Ils se sont dit « oui »!

Par 329 voix contre 229, le couperet vient de tomber pour la droite : la mariage pour tous, premier grand symbole de l’ère Hollande, a été adopté à l’Assemblée nationale en première lecture. Tout un symbole. Retour sur des semaines de débats, d’échanges parfois musclés et d’invectives lancées à tout bout de champ.

Ce n’est pas vraiment une surprise : avec un gouvernement socialiste, soutenu par une majorité au Palais Bourbon ainsi qu’au Sénat, François Hollande avait un boulevard. Mais la bataille, quoi que « gagnée d’avance », n’a pas été facile pour autant. Débats à rallonge, manifestations médiatisées et suivies par des milliers de Français, une égérie, Frigide Barjot, présente sur tous les plateaux télés… Depuis plusieurs mois, les « anti » ont monopolisé l’attention.
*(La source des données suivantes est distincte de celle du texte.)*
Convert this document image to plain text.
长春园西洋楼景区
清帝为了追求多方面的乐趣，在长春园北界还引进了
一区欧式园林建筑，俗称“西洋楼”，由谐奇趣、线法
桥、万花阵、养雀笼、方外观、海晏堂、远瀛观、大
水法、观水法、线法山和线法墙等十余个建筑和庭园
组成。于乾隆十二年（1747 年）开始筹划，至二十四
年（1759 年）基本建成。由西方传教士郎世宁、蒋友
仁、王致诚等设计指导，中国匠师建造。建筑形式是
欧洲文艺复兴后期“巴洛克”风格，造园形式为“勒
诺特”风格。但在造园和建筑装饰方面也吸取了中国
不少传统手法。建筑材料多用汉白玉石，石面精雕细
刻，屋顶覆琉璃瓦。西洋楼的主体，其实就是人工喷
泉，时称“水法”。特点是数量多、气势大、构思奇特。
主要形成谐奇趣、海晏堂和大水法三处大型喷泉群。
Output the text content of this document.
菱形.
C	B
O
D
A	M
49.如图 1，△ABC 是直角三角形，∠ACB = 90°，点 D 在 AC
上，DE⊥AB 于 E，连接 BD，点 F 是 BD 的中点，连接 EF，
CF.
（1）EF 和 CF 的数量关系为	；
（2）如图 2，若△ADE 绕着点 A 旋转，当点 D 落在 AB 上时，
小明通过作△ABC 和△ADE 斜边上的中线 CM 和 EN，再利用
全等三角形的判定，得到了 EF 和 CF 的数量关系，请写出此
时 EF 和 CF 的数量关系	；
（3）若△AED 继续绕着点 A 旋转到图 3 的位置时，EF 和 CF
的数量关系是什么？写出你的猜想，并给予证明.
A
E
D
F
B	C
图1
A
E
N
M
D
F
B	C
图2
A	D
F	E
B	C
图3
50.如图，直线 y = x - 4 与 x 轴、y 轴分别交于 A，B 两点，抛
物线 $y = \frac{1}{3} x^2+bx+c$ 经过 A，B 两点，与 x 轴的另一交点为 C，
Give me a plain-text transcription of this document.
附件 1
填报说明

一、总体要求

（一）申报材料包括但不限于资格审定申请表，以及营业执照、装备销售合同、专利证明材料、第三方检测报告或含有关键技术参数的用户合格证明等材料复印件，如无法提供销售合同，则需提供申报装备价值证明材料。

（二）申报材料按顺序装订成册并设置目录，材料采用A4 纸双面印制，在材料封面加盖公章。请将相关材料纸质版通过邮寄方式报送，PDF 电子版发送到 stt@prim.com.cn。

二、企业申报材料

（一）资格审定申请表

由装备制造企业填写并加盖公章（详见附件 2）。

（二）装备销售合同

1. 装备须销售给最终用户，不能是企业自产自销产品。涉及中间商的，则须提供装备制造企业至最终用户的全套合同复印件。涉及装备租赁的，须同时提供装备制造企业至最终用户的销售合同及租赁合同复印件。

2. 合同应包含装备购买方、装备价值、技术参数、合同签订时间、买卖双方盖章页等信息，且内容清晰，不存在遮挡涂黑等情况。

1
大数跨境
A tel point que certains se sont mis à douter.

Mais ce mardi 12 février 2013, sonne le glas de ce qui aura été « le grand défouloir ». Aux alentours de 17h30, la petite histoire rencontre la grande. Les 577 députés, quasiment tous présents, ont tranché : comme en Belgique, en Argentine, en Espagne, bientôt en Angleterre et quatorze autres pays, la France aura son mariage gay. Finies les frasques de Christian Jacob, dehors les Xavier Bongibault, bras droit de Frigide Barjot, et tous les pourfendeurs d’un mariage entre un homme et une femme, seulement. Il n’y aura plus qu’une dernière étape, la manifestation du 24 Mars prochain. Comme le dernier souffle d’un condamné à mort. Car qu’on se le dise : cet examen de texte de loi a été le témoin d’un débat qui n’en finissait plus (lire l’article).

Dix jours à l’Assemblée nationale, jour et nuit, 109 heures d’échanges parfois intenses, 5000 amendements à défendre ou réfuter qui auront miné le débat public. Nous retiendrons par exemple les sorties médiatiques de Jean-Francois Copé, celles de Christine Boutin. Mais surtout ces nombreux amendements, d’une stupidité rare. Exemple ? Celui Signé par le député d’extrême droite Jacques Bompard, champion toutes catégories des amendements grotesques. L’amendement N°4662 propose tout simplement d’abroger les articles 144 et 145 qui fixent l’âge légal du mariage à 18 ans. Ce qui revient concrètement à légaliser le mariage des mineurs mais également la pédophilie, sous couvert de provocation contre le mariage gay. Ou celui, toujours de Jacques Bompard, qui préconise via l’amendement N°4661 d’ouvrir le mariage à plus de deux personnes. Une légalisation en bonne et due forme de la polygamie… Usés, fatigués, choqués aussi, les députés socialistes peuvent souffler. Les Français aussi.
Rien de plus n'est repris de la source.